Welches Kind geht von sich aus in eine Beratungsstelle, um davon zu erzählen, dass seine Eltern sich schlagen, wenn sie streiten? Ein neues Angebot für Kinder, die häusliche Gewalt erleben, soll die Hemmschwelle senken, sich Hilfe zu holen. Beraterinnen und Berater wollen stärker in die Stadtteile gehen, betroffene Familien zu Hause besuchen und Kinder an vertrauten Orten in ihrer Umgebung beraten: Ein Gespräch könne zum Beispiel auf dem Schulhof oder in einem Jugendzentrum stattfinden, sagt Jana Rump, Leiterin des Kinderschutz-Zentrums Bremen.
Das neue Hilfsangebot, das im Fachjargon "aufsuchende Beratung" heißt, wird vom Kinderschutz-Zentrum aufgebaut. Die Beraterinnen und Berater wollen künftig stärker in die Stadtteile gehen und dort auch mit Kitas, Schulen, Jugend-Freizeitheimen und anderen Einrichtungen zusammenarbeiten, damit Kinder und Familien erfahren, dass es diese Hilfe für sie gibt. Auch für Bremen-Nord ist ein neues Angebot geplant.
"Wir wollen hinfahren und den Kindern an einem sicheren Ort ein Angebot machen", sagt Jana Rump. Das Beratungsgespräch solle an einem Ort stattfinden, an dem die Kinder sich wohl fühlen. Welcher Ort das sein könne, wollen die Beraterinnen mit den Kindern besprechen. "Wir hoffen, dass wir auf diesem Weg mehr Kinder erreichen", so Rump. Für viele Familien sei der Weg bis in die Innenstadt weit.
Kinder und Jugendliche, die selbst Gewalt erfahren oder Gewalt zwischen ihren Eltern miterleben, können sich selbst an das Kinderschutz-Zentrum wenden, aber auch Lehrer und Erzieherinnen können Kontakt zur Beratungsstelle vermitteln. "Wir erfahren auch über die Frauenhäuser, wo Kinder Gewalt erleben und werden vom Jugendamt informiert, wenn beispielsweise bei einem Polizei-Einsatz häusliche Gewalt bekannt wird", sagt Rump.
Kinder und Jugendliche während der Pandemie isoliert
Der Beratungsbedarf von betroffenen Kindern und Familien sei seit Jahren hoch, betont Carsten Schlepper, Vorsitzender des Kinderschutzbundes, der das Kinderschutz-Zentrum betreibt. In der Pandemie habe häusliche Gewalt zugenommen, viele Kinder und Jugendliche seien isoliert gewesen, so Schlepper: "Die Eröffnung des neuen Angebots kommt genau zum richtigen Zeitpunkt."

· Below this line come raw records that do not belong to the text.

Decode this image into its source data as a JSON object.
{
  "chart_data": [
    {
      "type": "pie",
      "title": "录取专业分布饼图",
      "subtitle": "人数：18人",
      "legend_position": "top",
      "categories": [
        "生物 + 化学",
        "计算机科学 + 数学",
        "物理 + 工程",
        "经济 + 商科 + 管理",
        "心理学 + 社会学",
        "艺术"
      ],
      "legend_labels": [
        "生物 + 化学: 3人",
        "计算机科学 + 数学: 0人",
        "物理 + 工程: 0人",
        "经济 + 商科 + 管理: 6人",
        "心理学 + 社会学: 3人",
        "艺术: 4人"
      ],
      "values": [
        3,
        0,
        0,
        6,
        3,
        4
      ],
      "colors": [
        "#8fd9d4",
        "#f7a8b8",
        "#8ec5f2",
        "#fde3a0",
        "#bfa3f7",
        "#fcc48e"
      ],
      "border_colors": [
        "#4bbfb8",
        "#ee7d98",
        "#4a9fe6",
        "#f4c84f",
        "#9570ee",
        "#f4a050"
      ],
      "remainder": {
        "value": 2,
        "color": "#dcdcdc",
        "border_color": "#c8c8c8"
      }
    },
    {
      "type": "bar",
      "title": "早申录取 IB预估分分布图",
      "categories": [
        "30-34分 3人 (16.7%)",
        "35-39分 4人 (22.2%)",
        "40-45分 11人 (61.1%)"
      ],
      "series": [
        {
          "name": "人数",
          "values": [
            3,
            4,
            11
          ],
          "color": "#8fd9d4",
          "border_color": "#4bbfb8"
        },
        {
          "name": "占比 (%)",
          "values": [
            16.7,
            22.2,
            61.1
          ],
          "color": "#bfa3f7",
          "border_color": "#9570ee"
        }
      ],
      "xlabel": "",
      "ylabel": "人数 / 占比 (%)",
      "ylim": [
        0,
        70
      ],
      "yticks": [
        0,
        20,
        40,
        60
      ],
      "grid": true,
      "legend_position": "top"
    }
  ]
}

Für die aufsuchende Beratung sind laut Kinderschutz-Zentrum in diesem Jahr 370.000 Euro im Bremer Haushalt veranschlagt. Mit diesen Mitteln wurde das Beratungsteam bereits von drei auf sieben Fachkräfte vergrößert. Bis zu drei weitere Personen sollen Rump zufolge noch eingestellt werden, so dass künftig insgesamt zehn Beraterinnen und Berater in den Stadtteilen unterwegs sein könnten.
Initiatorin des neuen Angebots ist Sahhanim Görgü-Philipp, sozialpolitische Sprecherin der Grünen. Sie hatte sich seit 2018 dafür eingesetzt, eine Interventionsstelle mit aufsuchender Beratung in Bremen aufzubauen. Sie sah sich ähnliche Hilfe-Systeme in Rostock an, auch eine Anhörung zum Thema fand in Bremen statt. Die Stadt formulierte schließlich eine Ausschreibung, auf die sich drei Träger bewarben – ausgewählt wurde das Kinderschutz-Zentrum. "Kinder brauchen schnelle, unbürokratische Ansprache, damit man sie nicht mit dem Erlebten alleine lässt und das Thema aus der Tabuzone holt", sagt Görgü-Philipp. "Wir warten nicht darauf, dass die Kinder zu uns kommen, wir suchen jetzt die Kinder auf." Damit werde eine große Lücke im Bremer Hilfesystem geschlossen.